More than half the world’s cocoa is grown in Côte d’Ivoire, known as Ivory Coast, and Ghana. But drying conditions and rising temperatures are making the West African countries less suitable for cocoa cultivation.
“A small impact on those two big producers could turn the whole thing,” Australian grower Barry Kitchen told The New Daily.
Dr Kitchen – executive chairman of Daintree Estates, based around Cairns – said he was continuously looking at ways to make his farm viable into the future.
He said Cairns generally had “ideal” conditions for cocoa trees, which need consistent rain, warm temperatures, and shade with dappled light.

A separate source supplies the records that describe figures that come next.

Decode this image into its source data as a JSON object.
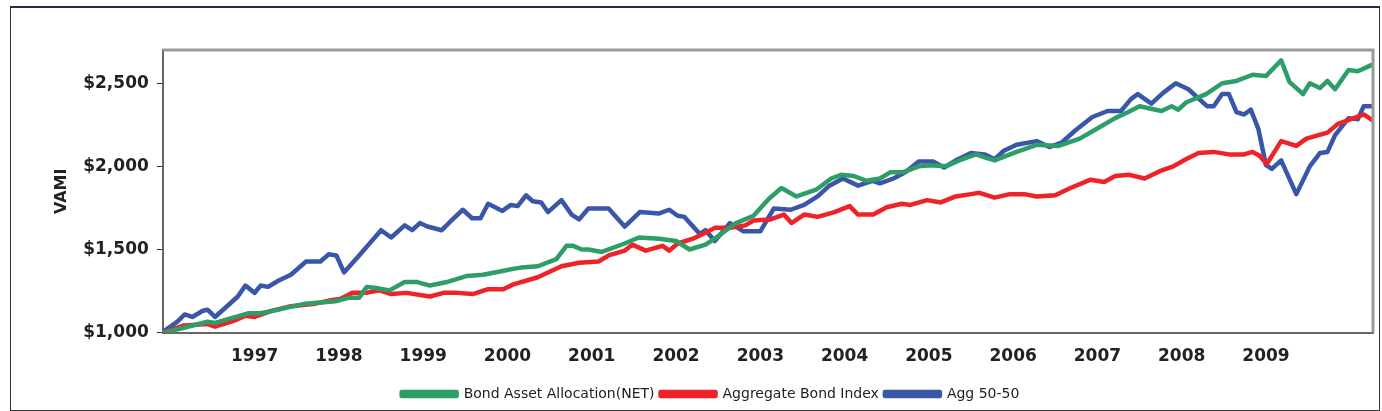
{
  "chart_data": {
    "type": "line",
    "ylabel": "VAMI",
    "xlim": [
      1995.91,
      2010.27
    ],
    "ylim": [
      1000,
      2700
    ],
    "xticks": [
      1997,
      1998,
      1999,
      2000,
      2001,
      2002,
      2003,
      2004,
      2005,
      2006,
      2007,
      2008,
      2009
    ],
    "yticks": [
      {
        "value": 1000,
        "label": "$1,000"
      },
      {
        "value": 1500,
        "label": "$1,500"
      },
      {
        "value": 2000,
        "label": "$2,000"
      },
      {
        "value": 2500,
        "label": "$2,500"
      }
    ],
    "grid": false,
    "legend": "bottom",
    "marker": "none",
    "line_style": "solid",
    "series": [
      {
        "name": "Bond Asset Allocation(NET)",
        "color": "#2e9e68",
        "x": [
          1995.92,
          1996.16,
          1996.44,
          1996.53,
          1996.92,
          1997.07,
          1997.28,
          1997.6,
          1997.96,
          1998.12,
          1998.24,
          1998.33,
          1998.44,
          1998.6,
          1998.78,
          1998.93,
          1999.08,
          1999.28,
          1999.52,
          1999.71,
          2000.0,
          2000.16,
          2000.36,
          2000.58,
          2000.7,
          2000.78,
          2000.88,
          2000.96,
          2001.12,
          2001.39,
          2001.56,
          2001.8,
          2002.0,
          2002.16,
          2002.35,
          2002.52,
          2002.71,
          2002.92,
          2003.1,
          2003.25,
          2003.43,
          2003.67,
          2003.84,
          2003.96,
          2004.11,
          2004.26,
          2004.42,
          2004.54,
          2004.69,
          2004.88,
          2005.02,
          2005.2,
          2005.36,
          2005.56,
          2005.68,
          2005.78,
          2006.04,
          2006.28,
          2006.54,
          2006.79,
          2007.06,
          2007.21,
          2007.36,
          2007.5,
          2007.76,
          2007.88,
          2007.96,
          2008.05,
          2008.29,
          2008.48,
          2008.65,
          2008.84,
          2009.0,
          2009.18,
          2009.28,
          2009.44,
          2009.52,
          2009.64,
          2009.73,
          2009.82,
          2009.98,
          2010.09,
          2010.25
        ],
        "values": [
          1000,
          1029,
          1065,
          1058,
          1116,
          1116,
          1138,
          1174,
          1188,
          1210,
          1210,
          1275,
          1268,
          1254,
          1304,
          1304,
          1283,
          1304,
          1341,
          1348,
          1377,
          1391,
          1399,
          1442,
          1522,
          1522,
          1500,
          1500,
          1485,
          1536,
          1572,
          1565,
          1551,
          1500,
          1529,
          1587,
          1659,
          1703,
          1804,
          1870,
          1819,
          1862,
          1927,
          1949,
          1942,
          1913,
          1927,
          1964,
          1964,
          2000,
          2007,
          2000,
          2036,
          2072,
          2051,
          2036,
          2087,
          2130,
          2123,
          2167,
          2246,
          2290,
          2326,
          2362,
          2333,
          2362,
          2341,
          2384,
          2435,
          2500,
          2514,
          2551,
          2543,
          2638,
          2507,
          2435,
          2500,
          2471,
          2514,
          2464,
          2580,
          2572,
          2609
        ]
      },
      {
        "name": "Aggregate Bond Index",
        "color": "#ee2229",
        "x": [
          1995.92,
          1996.16,
          1996.44,
          1996.53,
          1996.76,
          1996.89,
          1997.0,
          1997.2,
          1997.43,
          1997.72,
          1997.92,
          1998.02,
          1998.16,
          1998.32,
          1998.48,
          1998.62,
          1998.8,
          1999.08,
          1999.24,
          1999.4,
          1999.59,
          1999.77,
          1999.95,
          2000.07,
          2000.36,
          2000.64,
          2000.85,
          2001.08,
          2001.2,
          2001.39,
          2001.48,
          2001.64,
          2001.84,
          2001.92,
          2002.02,
          2002.2,
          2002.35,
          2002.46,
          2002.64,
          2002.82,
          2002.92,
          2003.12,
          2003.28,
          2003.37,
          2003.52,
          2003.68,
          2003.88,
          2004.06,
          2004.16,
          2004.34,
          2004.5,
          2004.68,
          2004.78,
          2004.98,
          2005.14,
          2005.32,
          2005.5,
          2005.6,
          2005.78,
          2005.96,
          2006.13,
          2006.28,
          2006.5,
          2006.68,
          2006.92,
          2007.08,
          2007.21,
          2007.38,
          2007.56,
          2007.74,
          2007.9,
          2008.05,
          2008.2,
          2008.38,
          2008.56,
          2008.74,
          2008.84,
          2008.92,
          2009.01,
          2009.18,
          2009.36,
          2009.48,
          2009.73,
          2009.85,
          2010.0,
          2010.16,
          2010.27
        ],
        "values": [
          1000,
          1043,
          1051,
          1036,
          1072,
          1101,
          1094,
          1130,
          1159,
          1174,
          1196,
          1203,
          1239,
          1239,
          1254,
          1232,
          1239,
          1217,
          1239,
          1239,
          1232,
          1261,
          1261,
          1290,
          1333,
          1399,
          1420,
          1428,
          1464,
          1493,
          1529,
          1493,
          1522,
          1493,
          1536,
          1565,
          1601,
          1630,
          1630,
          1645,
          1674,
          1681,
          1710,
          1659,
          1710,
          1696,
          1725,
          1761,
          1710,
          1710,
          1754,
          1775,
          1768,
          1797,
          1783,
          1819,
          1833,
          1841,
          1812,
          1833,
          1833,
          1819,
          1826,
          1870,
          1920,
          1906,
          1942,
          1949,
          1927,
          1971,
          2000,
          2043,
          2080,
          2087,
          2072,
          2072,
          2087,
          2065,
          2014,
          2152,
          2123,
          2167,
          2203,
          2254,
          2283,
          2312,
          2275
        ]
      },
      {
        "name": "Agg 50-50",
        "color": "#3a56a8",
        "x": [
          1995.92,
          1996.08,
          1996.17,
          1996.26,
          1996.38,
          1996.44,
          1996.53,
          1996.8,
          1996.89,
          1997.0,
          1997.07,
          1997.16,
          1997.28,
          1997.43,
          1997.61,
          1997.78,
          1997.88,
          1997.97,
          1998.06,
          1998.24,
          1998.5,
          1998.62,
          1998.78,
          1998.87,
          1998.96,
          1999.05,
          1999.22,
          1999.32,
          1999.47,
          1999.58,
          1999.68,
          1999.77,
          1999.94,
          2000.04,
          2000.12,
          2000.22,
          2000.3,
          2000.4,
          2000.48,
          2000.64,
          2000.76,
          2000.85,
          2000.96,
          2001.2,
          2001.39,
          2001.57,
          2001.8,
          2001.92,
          2002.02,
          2002.1,
          2002.28,
          2002.35,
          2002.46,
          2002.64,
          2002.8,
          2003.0,
          2003.16,
          2003.36,
          2003.52,
          2003.68,
          2003.82,
          2003.98,
          2004.16,
          2004.33,
          2004.42,
          2004.58,
          2004.72,
          2004.88,
          2005.05,
          2005.18,
          2005.32,
          2005.5,
          2005.66,
          2005.78,
          2005.89,
          2006.04,
          2006.28,
          2006.43,
          2006.58,
          2006.74,
          2006.94,
          2007.12,
          2007.28,
          2007.4,
          2007.48,
          2007.64,
          2007.78,
          2007.93,
          2008.08,
          2008.3,
          2008.38,
          2008.48,
          2008.56,
          2008.65,
          2008.74,
          2008.82,
          2008.91,
          2009.0,
          2009.07,
          2009.18,
          2009.36,
          2009.52,
          2009.64,
          2009.73,
          2009.82,
          2009.98,
          2010.09,
          2010.16,
          2010.25
        ],
        "values": [
          1007,
          1065,
          1109,
          1094,
          1130,
          1138,
          1094,
          1217,
          1283,
          1239,
          1283,
          1275,
          1312,
          1348,
          1428,
          1428,
          1471,
          1464,
          1362,
          1464,
          1616,
          1572,
          1645,
          1616,
          1659,
          1638,
          1616,
          1667,
          1739,
          1688,
          1688,
          1775,
          1732,
          1768,
          1761,
          1826,
          1790,
          1783,
          1725,
          1797,
          1710,
          1681,
          1746,
          1746,
          1638,
          1725,
          1717,
          1739,
          1703,
          1696,
          1594,
          1616,
          1551,
          1659,
          1609,
          1609,
          1746,
          1739,
          1768,
          1819,
          1884,
          1927,
          1884,
          1913,
          1898,
          1927,
          1964,
          2029,
          2029,
          1993,
          2036,
          2080,
          2072,
          2043,
          2094,
          2130,
          2152,
          2116,
          2145,
          2217,
          2297,
          2333,
          2333,
          2406,
          2435,
          2377,
          2442,
          2500,
          2464,
          2362,
          2362,
          2435,
          2435,
          2326,
          2312,
          2341,
          2225,
          2007,
          1985,
          2036,
          1833,
          2000,
          2080,
          2087,
          2188,
          2290,
          2283,
          2362,
          2362
        ]
      }
    ]
  }
}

Daintree Estates uses irrigation during the dry season, but were careful not to do it “ad hoc”.
“It’s got to be done in a smart way, and we are starting a new project here at the moment where we will be using very sophisticated computer programs to be able to make sure that we only feed the right areas of the cocoa,” Dr Kitchen said.
“You don’t just say, ‘Well every day I’m going to turn the sprinkler on and let it go for two hours.’ It’s about measuring what’s in the soil, and understanding what the trees need to be able to deliver the nutrients to the roots at the right time.”
The Rainforest Alliance has been working in West Africa and Indonesia to teach sustainable farming techniques to cocoa producers.
Dr Kitchen said Daintree Estates had also been selecting and breeding trees to be less dependent on water.
“You’ve got to be continually innovative and continually looking at ways that you’re preparing yourself for the future.”
But the industry would never migrate to Australia where labour costs are far higher, he said.
There is a steadily growing interest in cocoa and it has a good future in Queensland, a spokesperson for the state’s Department of Agriculture and Fisheries said.
But suitable growing areas are limited to the wet tropics in the far north.
Professor Will Steffen, from the Climate Council, said it appeared it would “be a real challenge to keep up the present-day production of chocolate” globally.
“It would be hard to imagine that you could produce anywhere near the amount of cocoa in north Queensland that’s for example being produced across a number of countries in West Africa in a much larger area,” Professor Steffen told The New Daily.
He said the shifting climate was risking critical food shortages across agriculture.
“It would be really bad if we couldn’t produce as much chocolate as we can today, but that’s not a show stopper in terms of keeping people alive. So I think the real question there is, can you grow enough of the staples … that’s the big issue.”
Professor Steffen said pressure on global food supplies would be severe if the global temperature rises two degrees Celsius.
Global chocolate giants appear to be feeling the cocoa crisis. Last year, Mars unveiled a sustainability charter which targeted climate change and the scarcity of resources, as well as poverty in its supply chain.
“At Mars, we believe we can’t grow and prosper unless the planet, people and communities we rely on are healthy and thriving, too,” the Mars announcement said.
Mars’ 2015 greenhouse gas emissions, estimated at 26.2 million tonnes of carbon dioxide, were approximately on par with Panama’s emissions.
The company plans to reduce its annual emissions by 27 per cent by 2025 and by 67 per cent by 2050, from 2015 levels.